Femi Falana’s Fire On The Mountain

Dr. Mohamed Ibn Chambas

 

Last Saturday, the Kofi Annan International Peacekeeping Training Centre (KAIPTC) was venue of a symposium to commemorate the 75th birthday of Ghanaian diplomat Dr. Mohamed Ibn Chambas.

The remarks and observations from West Africa’s security researchers and analysts at the engagement have provoked thoughts about the future of the troubled sub-region.

Senior Advocate of Nigeria, Femi Falana, one of the panelists of the carefully selected contributors to the symposium, talked about the dearth of quality leadership in the sub-region and how this is responsible for the sorry state of the sub-region.
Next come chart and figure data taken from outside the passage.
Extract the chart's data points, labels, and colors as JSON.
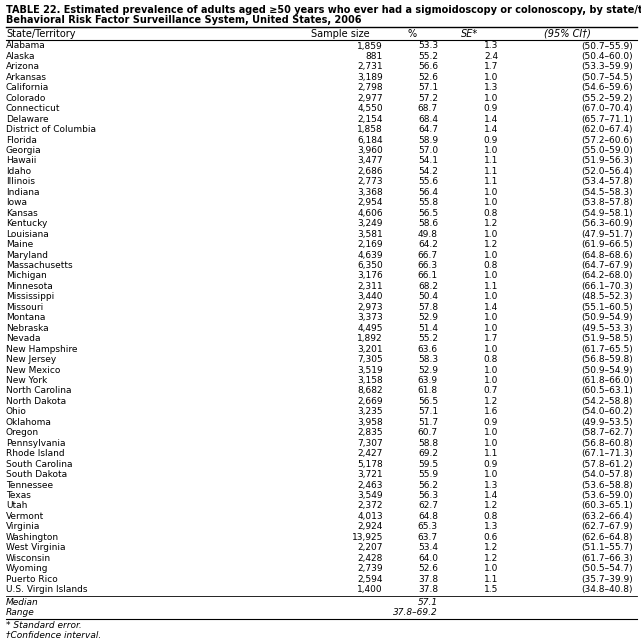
{
  "title_line1": "TABLE 22. Estimated prevalence of adults aged ≥50 years who ever had a sigmoidoscopy or colonoscopy, by state/territory —",
  "title_line2": "Behavioral Risk Factor Surveillance System, United States, 2006",
  "col_headers": [
    "State/Territory",
    "Sample size",
    "%",
    "SE*",
    "(95% CI†)"
  ],
  "rows": [
    [
      "Alabama",
      "1,859",
      "53.3",
      "1.3",
      "(50.7–55.9)"
    ],
    [
      "Alaska",
      "881",
      "55.2",
      "2.4",
      "(50.4–60.0)"
    ],
    [
      "Arizona",
      "2,731",
      "56.6",
      "1.7",
      "(53.3–59.9)"
    ],
    [
      "Arkansas",
      "3,189",
      "52.6",
      "1.0",
      "(50.7–54.5)"
    ],
    [
      "California",
      "2,798",
      "57.1",
      "1.3",
      "(54.6–59.6)"
    ],
    [
      "Colorado",
      "2,977",
      "57.2",
      "1.0",
      "(55.2–59.2)"
    ],
    [
      "Connecticut",
      "4,550",
      "68.7",
      "0.9",
      "(67.0–70.4)"
    ],
    [
      "Delaware",
      "2,154",
      "68.4",
      "1.4",
      "(65.7–71.1)"
    ],
    [
      "District of Columbia",
      "1,858",
      "64.7",
      "1.4",
      "(62.0–67.4)"
    ],
    [
      "Florida",
      "6,184",
      "58.9",
      "0.9",
      "(57.2–60.6)"
    ],
    [
      "Georgia",
      "3,960",
      "57.0",
      "1.0",
      "(55.0–59.0)"
    ],
    [
      "Hawaii",
      "3,477",
      "54.1",
      "1.1",
      "(51.9–56.3)"
    ],
    [
      "Idaho",
      "2,686",
      "54.2",
      "1.1",
      "(52.0–56.4)"
    ],
    [
      "Illinois",
      "2,773",
      "55.6",
      "1.1",
      "(53.4–57.8)"
    ],
    [
      "Indiana",
      "3,368",
      "56.4",
      "1.0",
      "(54.5–58.3)"
    ],
    [
      "Iowa",
      "2,954",
      "55.8",
      "1.0",
      "(53.8–57.8)"
    ],
    [
      "Kansas",
      "4,606",
      "56.5",
      "0.8",
      "(54.9–58.1)"
    ],
    [
      "Kentucky",
      "3,249",
      "58.6",
      "1.2",
      "(56.3–60.9)"
    ],
    [
      "Louisiana",
      "3,581",
      "49.8",
      "1.0",
      "(47.9–51.7)"
    ],
    [
      "Maine",
      "2,169",
      "64.2",
      "1.2",
      "(61.9–66.5)"
    ],
    [
      "Maryland",
      "4,639",
      "66.7",
      "1.0",
      "(64.8–68.6)"
    ],
    [
      "Massachusetts",
      "6,350",
      "66.3",
      "0.8",
      "(64.7–67.9)"
    ],
    [
      "Michigan",
      "3,176",
      "66.1",
      "1.0",
      "(64.2–68.0)"
    ],
    [
      "Minnesota",
      "2,311",
      "68.2",
      "1.1",
      "(66.1–70.3)"
    ],
    [
      "Mississippi",
      "3,440",
      "50.4",
      "1.0",
      "(48.5–52.3)"
    ],
    [
      "Missouri",
      "2,973",
      "57.8",
      "1.4",
      "(55.1–60.5)"
    ],
    [
      "Montana",
      "3,373",
      "52.9",
      "1.0",
      "(50.9–54.9)"
    ],
    [
      "Nebraska",
      "4,495",
      "51.4",
      "1.0",
      "(49.5–53.3)"
    ],
    [
      "Nevada",
      "1,892",
      "55.2",
      "1.7",
      "(51.9–58.5)"
    ],
    [
      "New Hampshire",
      "3,201",
      "63.6",
      "1.0",
      "(61.7–65.5)"
    ],
    [
      "New Jersey",
      "7,305",
      "58.3",
      "0.8",
      "(56.8–59.8)"
    ],
    [
      "New Mexico",
      "3,519",
      "52.9",
      "1.0",
      "(50.9–54.9)"
    ],
    [
      "New York",
      "3,158",
      "63.9",
      "1.0",
      "(61.8–66.0)"
    ],
    [
      "North Carolina",
      "8,682",
      "61.8",
      "0.7",
      "(60.5–63.1)"
    ],
    [
      "North Dakota",
      "2,669",
      "56.5",
      "1.2",
      "(54.2–58.8)"
    ],
    [
      "Ohio",
      "3,235",
      "57.1",
      "1.6",
      "(54.0–60.2)"
    ],
    [
      "Oklahoma",
      "3,958",
      "51.7",
      "0.9",
      "(49.9–53.5)"
    ],
    [
      "Oregon",
      "2,835",
      "60.7",
      "1.0",
      "(58.7–62.7)"
    ],
    [
      "Pennsylvania",
      "7,307",
      "58.8",
      "1.0",
      "(56.8–60.8)"
    ],
    [
      "Rhode Island",
      "2,427",
      "69.2",
      "1.1",
      "(67.1–71.3)"
    ],
    [
      "South Carolina",
      "5,178",
      "59.5",
      "0.9",
      "(57.8–61.2)"
    ],
    [
      "South Dakota",
      "3,721",
      "55.9",
      "1.0",
      "(54.0–57.8)"
    ],
    [
      "Tennessee",
      "2,463",
      "56.2",
      "1.3",
      "(53.6–58.8)"
    ],
    [
      "Texas",
      "3,549",
      "56.3",
      "1.4",
      "(53.6–59.0)"
    ],
    [
      "Utah",
      "2,372",
      "62.7",
      "1.2",
      "(60.3–65.1)"
    ],
    [
      "Vermont",
      "4,013",
      "64.8",
      "0.8",
      "(63.2–66.4)"
    ],
    [
      "Virginia",
      "2,924",
      "65.3",
      "1.3",
      "(62.7–67.9)"
    ],
    [
      "Washington",
      "13,925",
      "63.7",
      "0.6",
      "(62.6–64.8)"
    ],
    [
      "West Virginia",
      "2,207",
      "53.4",
      "1.2",
      "(51.1–55.7)"
    ],
    [
      "Wisconsin",
      "2,428",
      "64.0",
      "1.2",
      "(61.7–66.3)"
    ],
    [
      "Wyoming",
      "2,739",
      "52.6",
      "1.0",
      "(50.5–54.7)"
    ],
    [
      "Puerto Rico",
      "2,594",
      "37.8",
      "1.1",
      "(35.7–39.9)"
    ],
    [
      "U.S. Virgin Islands",
      "1,400",
      "37.8",
      "1.5",
      "(34.8–40.8)"
    ]
  ],
  "footer_rows": [
    [
      "Median",
      "",
      "57.1",
      "",
      ""
    ],
    [
      "Range",
      "",
      "37.8–69.2",
      "",
      ""
    ]
  ],
  "footnotes": [
    "* Standard error.",
    "†Confidence interval."
  ],
  "bg_color": "#ffffff",
  "text_color": "#000000",
  "title_font_size": 7.0,
  "header_font_size": 7.0,
  "row_font_size": 6.5
}
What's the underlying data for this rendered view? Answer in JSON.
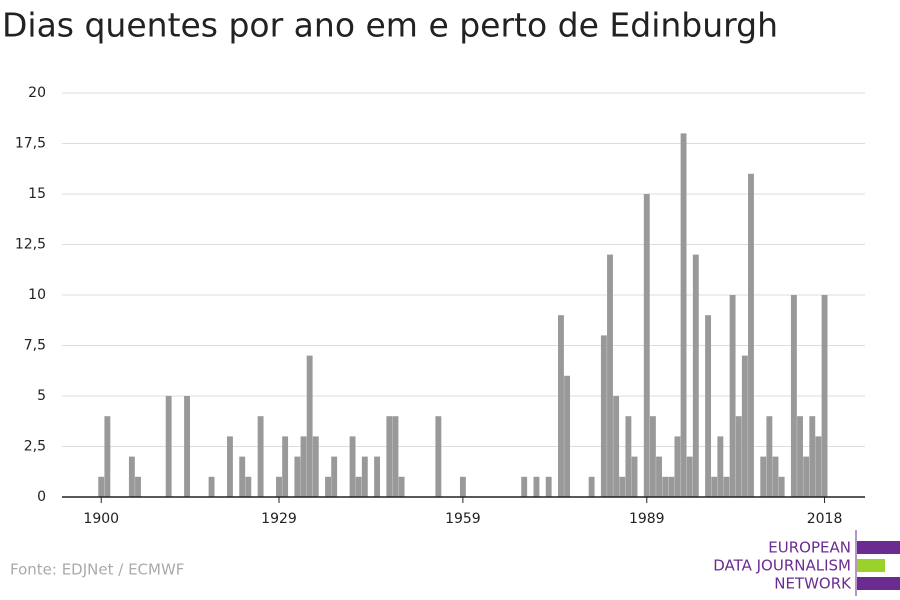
{
  "chart_data": {
    "type": "bar",
    "title": "Dias quentes por ano em e perto de Edinburgh",
    "source": "Fonte: EDJNet / ECMWF",
    "logo": [
      "EUROPEAN",
      "DATA JOURNALISM",
      "NETWORK"
    ],
    "color": "#999999",
    "grid": true,
    "x": [
      1900,
      1901,
      1905,
      1906,
      1911,
      1914,
      1918,
      1921,
      1923,
      1924,
      1926,
      1929,
      1930,
      1932,
      1933,
      1934,
      1935,
      1937,
      1938,
      1941,
      1942,
      1943,
      1945,
      1947,
      1948,
      1949,
      1955,
      1959,
      1969,
      1971,
      1973,
      1975,
      1976,
      1980,
      1982,
      1983,
      1984,
      1985,
      1986,
      1987,
      1989,
      1990,
      1991,
      1992,
      1993,
      1994,
      1995,
      1996,
      1997,
      1999,
      2000,
      2001,
      2002,
      2003,
      2004,
      2005,
      2006,
      2008,
      2009,
      2010,
      2011,
      2013,
      2014,
      2015,
      2016,
      2017,
      2018
    ],
    "values": [
      1,
      4,
      2,
      1,
      5,
      5,
      1,
      3,
      2,
      1,
      4,
      1,
      3,
      2,
      3,
      7,
      3,
      1,
      2,
      3,
      1,
      2,
      2,
      4,
      4,
      1,
      4,
      1,
      1,
      1,
      1,
      9,
      6,
      1,
      8,
      12,
      5,
      1,
      4,
      2,
      15,
      4,
      2,
      1,
      1,
      3,
      18,
      2,
      12,
      9,
      1,
      3,
      1,
      10,
      4,
      7,
      16,
      2,
      4,
      2,
      1,
      10,
      4,
      2,
      4,
      3,
      10
    ],
    "xlim": [
      1893.6,
      2024.6
    ],
    "xticks": [
      1900,
      1929,
      1959,
      1989,
      2018
    ],
    "ylim": [
      0,
      20
    ],
    "yticks": [
      0,
      {
        "value": 2.5,
        "label": "2,5"
      },
      5,
      {
        "value": 7.5,
        "label": "7,5"
      },
      10,
      {
        "value": 12.5,
        "label": "12,5"
      },
      15,
      {
        "value": 17.5,
        "label": "17,5"
      },
      20
    ]
  }
}
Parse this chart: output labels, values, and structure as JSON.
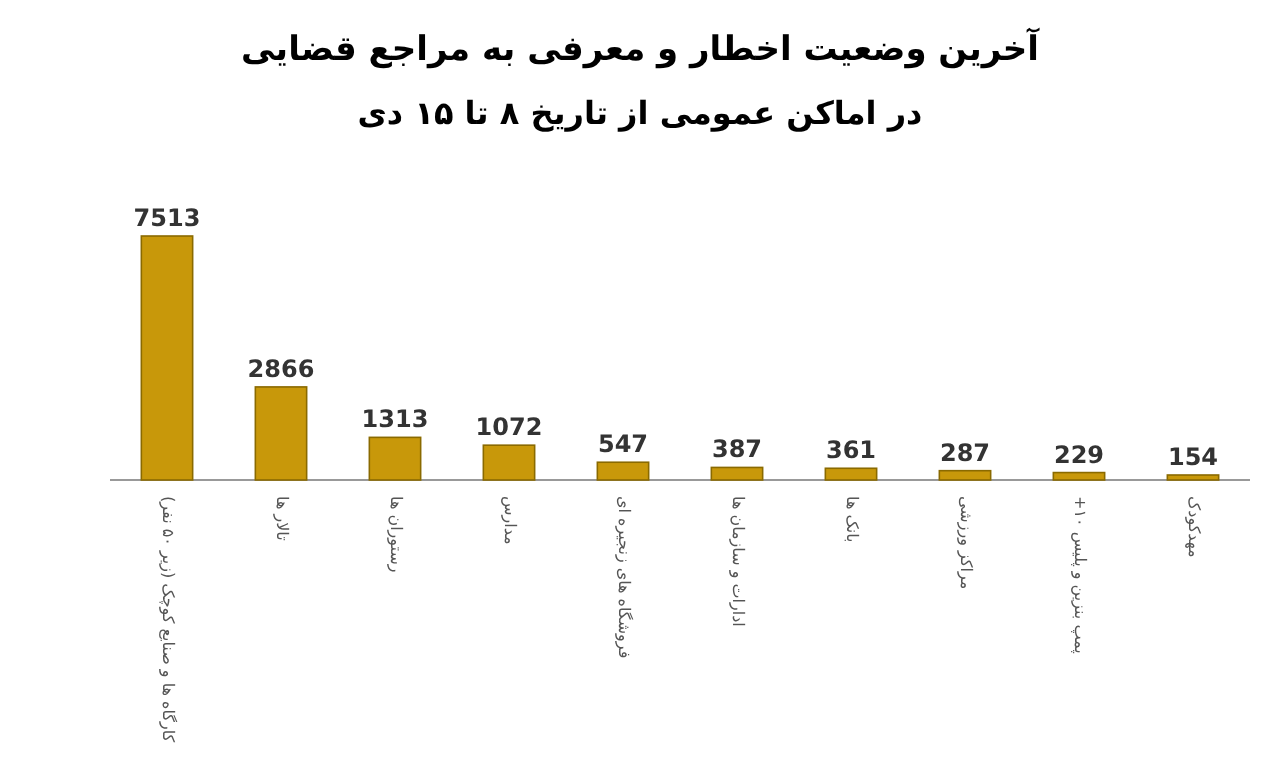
{
  "chart_data": {
    "type": "bar",
    "title": "آخرین وضعیت اخطار و معرفی به مراجع قضایی",
    "subtitle": "در اماکن عمومی از تاریخ ۸ تا ۱۵ دی",
    "categories": [
      "کارگاه ها و صنایع کوچک (زیر ۵۰ نفر)",
      "تالار ها",
      "رستوران ها",
      "مدارس",
      "فروشگاه های زنجیره ای",
      "ادارات و سازمان ها",
      "بانک ها",
      "مراکز ورزشی",
      "پمپ بنزین و پلیس ۱۰+",
      "مهدکودک"
    ],
    "values": [
      7513,
      2866,
      1313,
      1072,
      547,
      387,
      361,
      287,
      229,
      154
    ],
    "color": "#c8980a",
    "data_labels": true,
    "tick_labels": "x"
  }
}
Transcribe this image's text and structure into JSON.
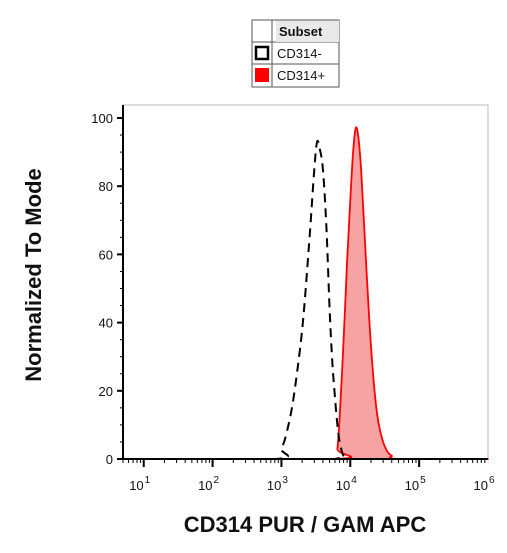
{
  "chart_data": {
    "type": "area",
    "xlabel": "CD314 PUR / GAM APC",
    "ylabel": "Normalized To Mode",
    "xscale": "log",
    "xlim": [
      5,
      1000000
    ],
    "ylim": [
      0,
      100
    ],
    "x_ticks": [
      {
        "value": 10,
        "base": "10",
        "exp": "1"
      },
      {
        "value": 100,
        "base": "10",
        "exp": "2"
      },
      {
        "value": 1000,
        "base": "10",
        "exp": "3"
      },
      {
        "value": 10000,
        "base": "10",
        "exp": "4"
      },
      {
        "value": 100000,
        "base": "10",
        "exp": "5"
      },
      {
        "value": 1000000,
        "base": "10",
        "exp": "6"
      }
    ],
    "y_ticks": [
      0,
      20,
      40,
      60,
      80,
      100
    ],
    "grid": false,
    "legend": {
      "position": "top-center",
      "header": "Subset",
      "entries": [
        {
          "label": "CD314-",
          "style": "outline",
          "color": "#000000"
        },
        {
          "label": "CD314+",
          "style": "filled",
          "color": "#ff0000"
        }
      ]
    },
    "series": [
      {
        "name": "CD314-",
        "style": "dashed",
        "color": "#000000",
        "x": [
          5,
          800,
          1000,
          1200,
          1500,
          2000,
          2500,
          3000,
          3300,
          3600,
          4000,
          4500,
          5000,
          5500,
          6000,
          6500,
          7000,
          7600,
          8200,
          9000,
          1000000
        ],
        "y": [
          0,
          0,
          3,
          8,
          18,
          38,
          62,
          85,
          93,
          91,
          85,
          68,
          44,
          28,
          18,
          10,
          5,
          2,
          0.5,
          0,
          0
        ]
      },
      {
        "name": "CD314+",
        "style": "filled",
        "color": "#ff0000",
        "fill": "#f7a3a3",
        "x": [
          5,
          6000,
          6500,
          7000,
          8000,
          9000,
          10000,
          11000,
          12000,
          13000,
          14000,
          15000,
          16500,
          18000,
          20000,
          23000,
          26000,
          30000,
          35000,
          40000,
          50000,
          1000000
        ],
        "y": [
          0,
          0,
          3,
          12,
          35,
          58,
          76,
          90,
          97,
          95,
          88,
          78,
          62,
          48,
          33,
          18,
          10,
          5,
          2,
          1,
          0,
          0
        ]
      }
    ]
  }
}
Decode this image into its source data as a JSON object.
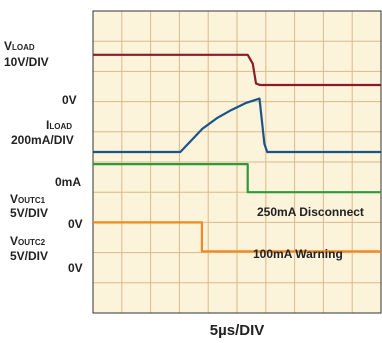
{
  "chart_data": {
    "type": "line",
    "title": "",
    "xlabel": "5µs/DIV",
    "ylabel": "",
    "grid": true,
    "x_divisions": 10,
    "y_divisions": 10,
    "channels": [
      {
        "name_main": "V",
        "name_sub": "LOAD",
        "scale": "10V/DIV",
        "zero_label": "0V",
        "color": "#8b1a2b",
        "points": [
          [
            0,
            8.55
          ],
          [
            5.37,
            8.55
          ],
          [
            5.55,
            8.25
          ],
          [
            5.66,
            7.6
          ],
          [
            5.8,
            7.55
          ],
          [
            10,
            7.55
          ]
        ]
      },
      {
        "name_main": "I",
        "name_sub": "LOAD",
        "scale": "200mA/DIV",
        "zero_label": "0mA",
        "color": "#1a5389",
        "points": [
          [
            0,
            5.33
          ],
          [
            3.03,
            5.33
          ],
          [
            3.4,
            5.7
          ],
          [
            3.8,
            6.1
          ],
          [
            4.3,
            6.45
          ],
          [
            4.8,
            6.72
          ],
          [
            5.3,
            6.95
          ],
          [
            5.78,
            7.1
          ],
          [
            5.95,
            5.6
          ],
          [
            6.05,
            5.33
          ],
          [
            10,
            5.33
          ]
        ]
      },
      {
        "name_main": "V",
        "name_sub": "OUTC1",
        "scale": "5V/DIV",
        "zero_label": "0V",
        "color": "#2c9a3e",
        "points": [
          [
            0,
            4.93
          ],
          [
            5.37,
            4.93
          ],
          [
            5.37,
            4.0
          ],
          [
            10,
            4.0
          ]
        ]
      },
      {
        "name_main": "V",
        "name_sub": "OUTC2",
        "scale": "5V/DIV",
        "zero_label": "0V",
        "color": "#f0891f",
        "points": [
          [
            0,
            3.0
          ],
          [
            3.78,
            3.0
          ],
          [
            3.78,
            2.04
          ],
          [
            10,
            2.04
          ]
        ]
      }
    ],
    "annotations": [
      "250mA Disconnect",
      "100mA Warning"
    ]
  },
  "colors": {
    "plot_bg": "#fbf3da",
    "grid": "#ddb98a",
    "frame": "#333333"
  }
}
Of course, as he noted, today’s leaders in the sub-region are incomparable to those at the helm in the latter part of the 1950s to the 60s.

Selflessness, the main attribute of the leaders of the aforementioned period, has fled through the window.

Mismanagement of the economies of the sub-region has encouraged military adventurists with no clue as to what to do to reverse the order to give democracy a bad name and hang it through equally unproductive coups.

We cannot but agree with him that, if we want democracy and peace to thrive in the component countries of the sub-region, we must manage our economies with integrity and bereft of corruption.

Pointing at the existence of just a few seemingly stable countries in the sub-region, he particularly pointed at Guinea Bissau as coup-prone, noting how Nigeria escaped one recently.

West Africa is at the crossroads and unless something is done and soonest about enhancing the principles of democracy and proper management of the economies, the military adventurists ruling Mali, Guinea, Guinea Bissau and Niger will poison the political ambience of the sub-region by presenting coups as better options.

Today, the image of the Burkinabe strongman is common in some parts of West Africa, Ghana included.

The man has been able to create the impression that he is solving the challenges of his country; with Russian support as his counterpart in Mali. We must be watchful about the fallouts.  Artificial Intelligence (AI)-generated videos show the man who hardly speaks English using that language to spread his propaganda incitingly, however, naive youth admire him.

A day had barely elapsed since the presentation of Lawyer Falana when an attempted coup was reported in Benin.

ECOWAS has announced the deployment of its standby force to support the friendly forces in the Francophone country.

Sounds interesting because the same standby force could not be deployed to Guinea Bissau when on the eve of a major election release a coup was announced.

What ECOWAS should be doing is to find out how best it can ensure that economies are not only managed well and for the good of all, but that constitutions, especially term limits, are not altered to give sitting leaders extra term as in Cote d’Ivoire.

Today, Togo as noted by the Nigerian lawyer has Eyadema II, a reality sounding like a monarchical arrangement.

Would ECOWAS send a standby force to Togo should there be an uprising in this dictatorial ambience?